Now the geese saw Cap swimming like an otter toward them. They began to paddle away from the reeds and toward the vineyard. Cap was within 30 yards of them now but they began to paddle harder. One of the geese called out. And the other goose began to flap her wings she lifted only slightly out of the water as though she were kicking into another gear, not to fly away. Cap continued to follow the birds.
The geese now turned and crossed the pond back toward the old barns and Cap followed suit. As they reached the reeds on that side, the geese once again turned and paddled back toward the place Cap had first seen them. Cap legs were working hard to bring him closer to the geese and just when he began to gain on them, it seemed, they would kick just a bit harder. They let out an occasional call and maybe flapped their wings, but they never took off in flight, they never got out on to the land to waddle around where Cap might have a better chance of seizing on, instead they just continued their laps, as though they were playing a game with Cap.
Now Cap was swimming harder than he had ever swum before. His long beautiful black tail was his rudder as he lapped the pond for the 6th time after the geese. Cap had swallowed a lot of water and it was starting to bother his ears. He had always been a good swimmer, but he had never swum this far or this long and certainly not on an empty stomach.

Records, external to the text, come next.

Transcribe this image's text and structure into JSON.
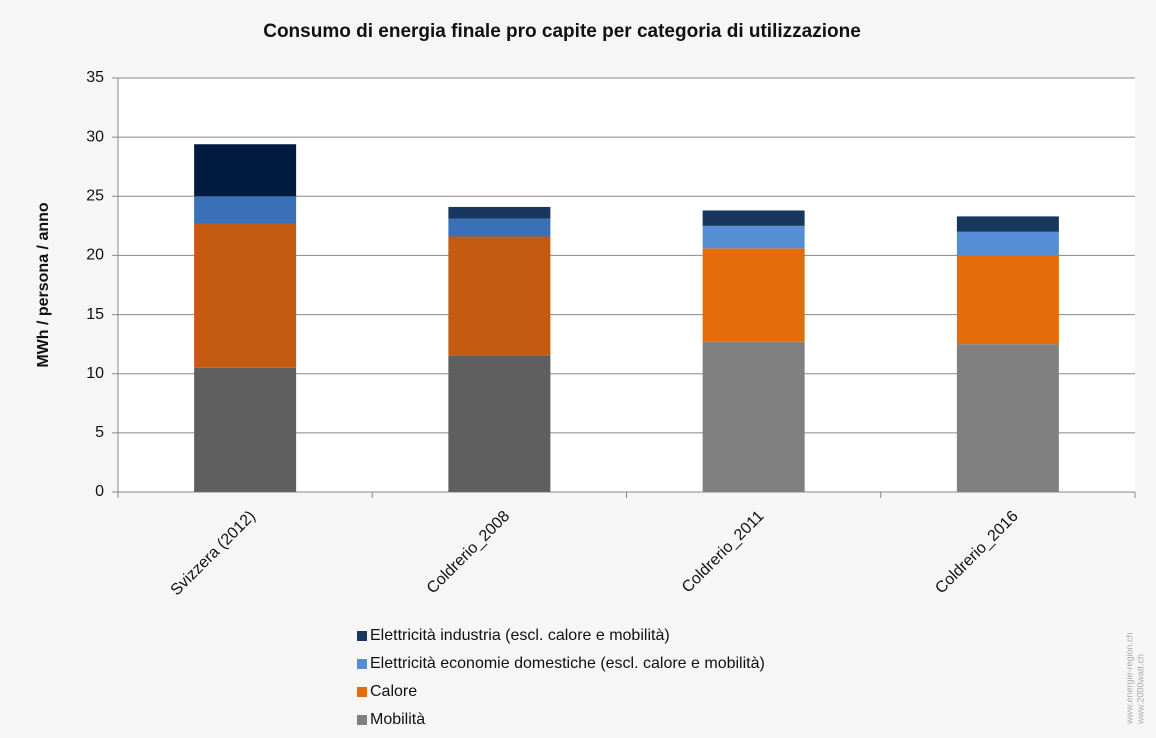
{
  "chart_data": {
    "type": "stacked_bar",
    "title": "Consumo di energia finale pro capite per categoria di utilizzazione",
    "y_label": "MWh / persona / anno",
    "categories": [
      "Svizzera (2012)",
      "Coldrerio_2008",
      "Coldrerio_2011",
      "Coldrerio_2016"
    ],
    "series": [
      {
        "name": "Mobilità",
        "color": "#808080",
        "bar_colors": [
          "#5f5f5f",
          "#5f5f5f",
          "#808080",
          "#808080"
        ],
        "values": [
          10.5,
          11.5,
          12.7,
          12.5
        ]
      },
      {
        "name": "Calore",
        "color": "#e46c0a",
        "bar_colors": [
          "#c55a11",
          "#c55a11",
          "#e46c0a",
          "#e46c0a"
        ],
        "values": [
          12.2,
          10.1,
          7.9,
          7.5
        ]
      },
      {
        "name": "Elettricità economie domestiche (escl. calore e mobilità)",
        "color": "#558ed5",
        "bar_colors": [
          "#3a70b8",
          "#3a70b8",
          "#558ed5",
          "#558ed5"
        ],
        "values": [
          2.3,
          1.5,
          1.9,
          2.0
        ]
      },
      {
        "name": "Elettricità industria (escl. calore e mobilità)",
        "color": "#17375e",
        "bar_colors": [
          "#001a40",
          "#17375e",
          "#17375e",
          "#17375e"
        ],
        "values": [
          4.4,
          1.0,
          1.3,
          1.3
        ]
      }
    ],
    "ylim": [
      0,
      35
    ],
    "yticks": [
      0,
      5,
      10,
      15,
      20,
      25,
      30,
      35
    ],
    "grid": true,
    "watermark": [
      "www.energie-region.ch",
      "www.2000watt.ch"
    ]
  }
}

The geese didn’t seem to tire of their game with Cap. Perhaps they had a nest nearby. Cap let out a series of small yelps, just like the ones he would let out when he found rabbit for the man. He was tired and hungry, but he was excited by the chase that he had instigated. The sun on the water was bouncing everywhere, Cap was beginning to lose sight of the geese. Suddenly he ran nose first into a large floating stick - something like the sticks the man used to throw for him. He stopped and grabbed hold of the stick and spun around to see if the man was at the water’s edge. But he wasn’t. Now Cap had the heavy stick firmly in his jaws, and the geese were still paddling away. Cap tried to begin his chase again, but the stick was heavy and he tried to spit it out, but it was not use. Cap’s hind end and tail sank below the surface of the water, Cap desperately tried to right himself, but the more he tried, the more he seemed to sink.
Cap finally gave in to the dark water. He fell into a dream among the cool springs below the surface of the pond. And by now the geese had reached the shore where they had first entered the water for this chase. They rose up on to the land, waddled past the screen of tall reeds and settled themselves down where they were no longer pursued by the hound.